- The Crypto Council hosted a Twitter Spaces discussion breaking down the midterm election results and what they mean for the future of crypto.
- Industry experts and DC insiders shared thoughts on election outcomes, what the next Congress will look like, and the road ahead for digital assets policy.
- Listen to the session and continue reading for highlights
95 million voted
More than 95 million Americans cast their ballots this week in the U.S. midterm elections. Voters weighed in on all 435 seats in the House of Representatives, 35 Senate races, 36 gubernatorial races, and campaigns for state and local offices all over the country.
So what do the results tell us, and what does it mean for the future of digital assets? The Crypto Council brought together industry experts and Washington insiders to break down the headlines, identify major takeaways, and discuss what the industry can expect in the weeks and months ahead as the new Congress takes shape. Listen to the session.
Hosts: Sen. Cory Gardner, Chief Strategist of Political Affairs; Brett Quick, Head of Government Affairs; Introduction by Sheila Warren, CEO.
Guests: Justin Slaughter, Paradigm; Brendan Dunn, Akin Gump; Kara Calvert, Coinbase; Alex Sternhell, Sternhell Group; BJ Martino, Tarrance Group; Logan Dobson, Targeted Victory; Katherine Wu, Archetype.
Takeaways from polling and public sentiment
Sheila Warren, Crypto Council: “We had a recent national survey, the Council did, which showed that one in seven voters own crypto with support across party lines, and 45% consider crypto a legit part of the economy, and a majority are looking for Congress to act. So there’s a push from the public for regulation…So we could see the 118th Congress known as the ‘Crypto Congress.’”
BJ Martino, Tarrance Group: I think we’ve seen an electorate that wants solutions. Not just platitudes. They want cooperation. But they still have strongly held values and we’re going to have a divided government… So, there’s going to be opportunity for places on issues, where there is common ground across the aisle.
Logan Dobson, Targeted Victory: On the crypto voter: what they embraced was saying that cryptocurrency regulations should ensure that regular Americans are not adversely affected by fraud and market fluctuations. Regulation should focus on turning crypto into a stable place for Americans to invest in.
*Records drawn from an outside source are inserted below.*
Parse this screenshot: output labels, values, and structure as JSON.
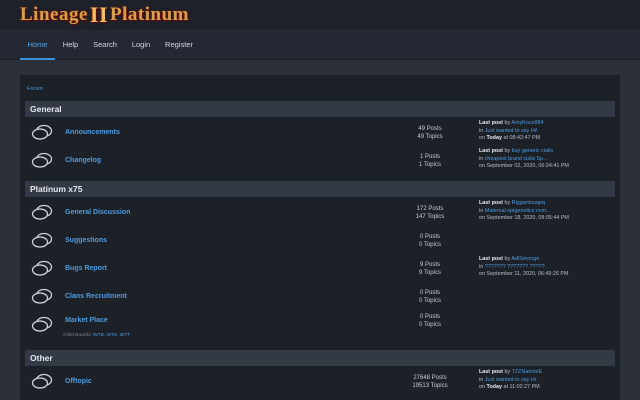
{
  "header": {
    "logo_left": "Lineage",
    "logo_mark": "II",
    "logo_right": "Platinum"
  },
  "nav": [
    "Home",
    "Help",
    "Search",
    "Login",
    "Register"
  ],
  "breadcrumb": "Forum",
  "categories": [
    {
      "title": "General",
      "boards": [
        {
          "title": "Announcements",
          "posts": "49 Posts",
          "topics": "49 Topics",
          "last_label": "Last post",
          "by": "by",
          "author": "AmyKnox884",
          "in": "in",
          "topic": "Just wanted to say Hi!",
          "on": "on",
          "date": "Today",
          "time": "at 08:42:47 PM"
        },
        {
          "title": "Changelog",
          "posts": "1 Posts",
          "topics": "1 Topics",
          "last_label": "Last post",
          "by": "by",
          "author": "buy generic cialis",
          "in": "in",
          "topic": "cheapest brand cialis 5p...",
          "on": "on",
          "date": "",
          "time": "September 02, 2020, 06:24:41 PM"
        }
      ]
    },
    {
      "title": "Platinum x75",
      "boards": [
        {
          "title": "General Discussion",
          "posts": "172 Posts",
          "topics": "147 Topics",
          "last_label": "Last post",
          "by": "by",
          "author": "Riggantsuqeq",
          "in": "in",
          "topic": "Maternal epigenetics com...",
          "on": "on",
          "date": "",
          "time": "September 18, 2020, 08:05:44 PM"
        },
        {
          "title": "Suggestions",
          "posts": "0 Posts",
          "topics": "0 Topics"
        },
        {
          "title": "Bugs Report",
          "posts": "9 Posts",
          "topics": "9 Topics",
          "last_label": "Last post",
          "by": "by",
          "author": "AdiSmonge",
          "in": "in",
          "topic": "??????? ??????? ?????",
          "on": "on",
          "date": "",
          "time": "September 11, 2020, 06:49:26 PM"
        },
        {
          "title": "Clans Recruitment",
          "posts": "0 Posts",
          "topics": "0 Topics"
        },
        {
          "title": "Market Place",
          "posts": "0 Posts",
          "topics": "0 Topics",
          "child_label": "Child Boards:",
          "children": "WTB, WTS, WTT"
        }
      ]
    },
    {
      "title": "Other",
      "boards": [
        {
          "title": "Offtopic",
          "posts": "27648 Posts",
          "topics": "19513 Topics",
          "last_label": "Last post",
          "by": "by",
          "author": "TZZNannieE",
          "in": "in",
          "topic": "Just wanted to say Hi.",
          "on": "on",
          "date": "Today",
          "time": "at 11:02:27 PM"
        }
      ]
    }
  ]
}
Importance of dialogue between the industry and D.C.
Brendan Dunn, Akin Gump: Crypto is a new industry, it is a complicated space… I think that the industry has really made great inroads with very serious people who understand that they are deeply serious and long-term policy implications from the developments in this space
Katherine Wu, Archetype: Education is critical to differential signal from noise and understanding the credible differences between players. The majority of builders want sensible regulation that can encourage innovation and curb irresponsible practices. Innovators in the US don’t want to pick up and leave.
What to expect in January and beyond:
Justin Slaughter, Paradigm: Only Congress can provide some common sense rules of the road and allow this system to work. It’s in the interest of the country for crypto to grow in America. This next year is going to be significant.
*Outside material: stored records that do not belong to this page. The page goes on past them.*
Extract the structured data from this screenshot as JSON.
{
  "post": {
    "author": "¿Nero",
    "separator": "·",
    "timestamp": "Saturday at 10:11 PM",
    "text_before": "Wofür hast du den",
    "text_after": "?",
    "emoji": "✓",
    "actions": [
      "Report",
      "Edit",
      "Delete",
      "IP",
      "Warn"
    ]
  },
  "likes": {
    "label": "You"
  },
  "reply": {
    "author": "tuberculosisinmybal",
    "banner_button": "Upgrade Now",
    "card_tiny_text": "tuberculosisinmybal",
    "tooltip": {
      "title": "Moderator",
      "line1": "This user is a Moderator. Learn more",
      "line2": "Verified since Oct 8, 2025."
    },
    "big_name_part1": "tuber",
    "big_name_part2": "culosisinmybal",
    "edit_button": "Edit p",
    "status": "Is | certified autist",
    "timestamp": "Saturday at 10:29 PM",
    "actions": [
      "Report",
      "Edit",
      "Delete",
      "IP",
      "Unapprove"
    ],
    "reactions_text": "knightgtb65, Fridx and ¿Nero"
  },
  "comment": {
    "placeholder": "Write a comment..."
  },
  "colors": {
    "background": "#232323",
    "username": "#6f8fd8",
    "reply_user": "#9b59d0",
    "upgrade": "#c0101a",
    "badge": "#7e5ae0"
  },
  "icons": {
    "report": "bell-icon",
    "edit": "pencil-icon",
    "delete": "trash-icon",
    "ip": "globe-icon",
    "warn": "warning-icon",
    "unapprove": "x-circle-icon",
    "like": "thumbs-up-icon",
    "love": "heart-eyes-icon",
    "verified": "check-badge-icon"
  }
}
Sen. Cory Gardner, Chief Strategist of Political Affairs: As people are looking for things to work on together, crypto is going to be a one of those issues. And it is one of those issues that I think is going to bring Congress together in a bipartisan manner.
Brett Quick, Head of Government Affairs, Crypto Council: Crypto is uniquely positioned. There has been such a pragmatic group of senior members of both the House and Senate from both parties and really from all points on the political spectrum that have been so engaged on these issues. The 118th Congress could certainly be the Crypto Congress with broad recognition that a lot of these things really have to get done.
Alex Sternhell, Sternhell Group: The hope for bipartisanship is real. Getting anything through the Senate is essentially going to take 60 votes. So trying to find a way to work across the aisle is going to be very important.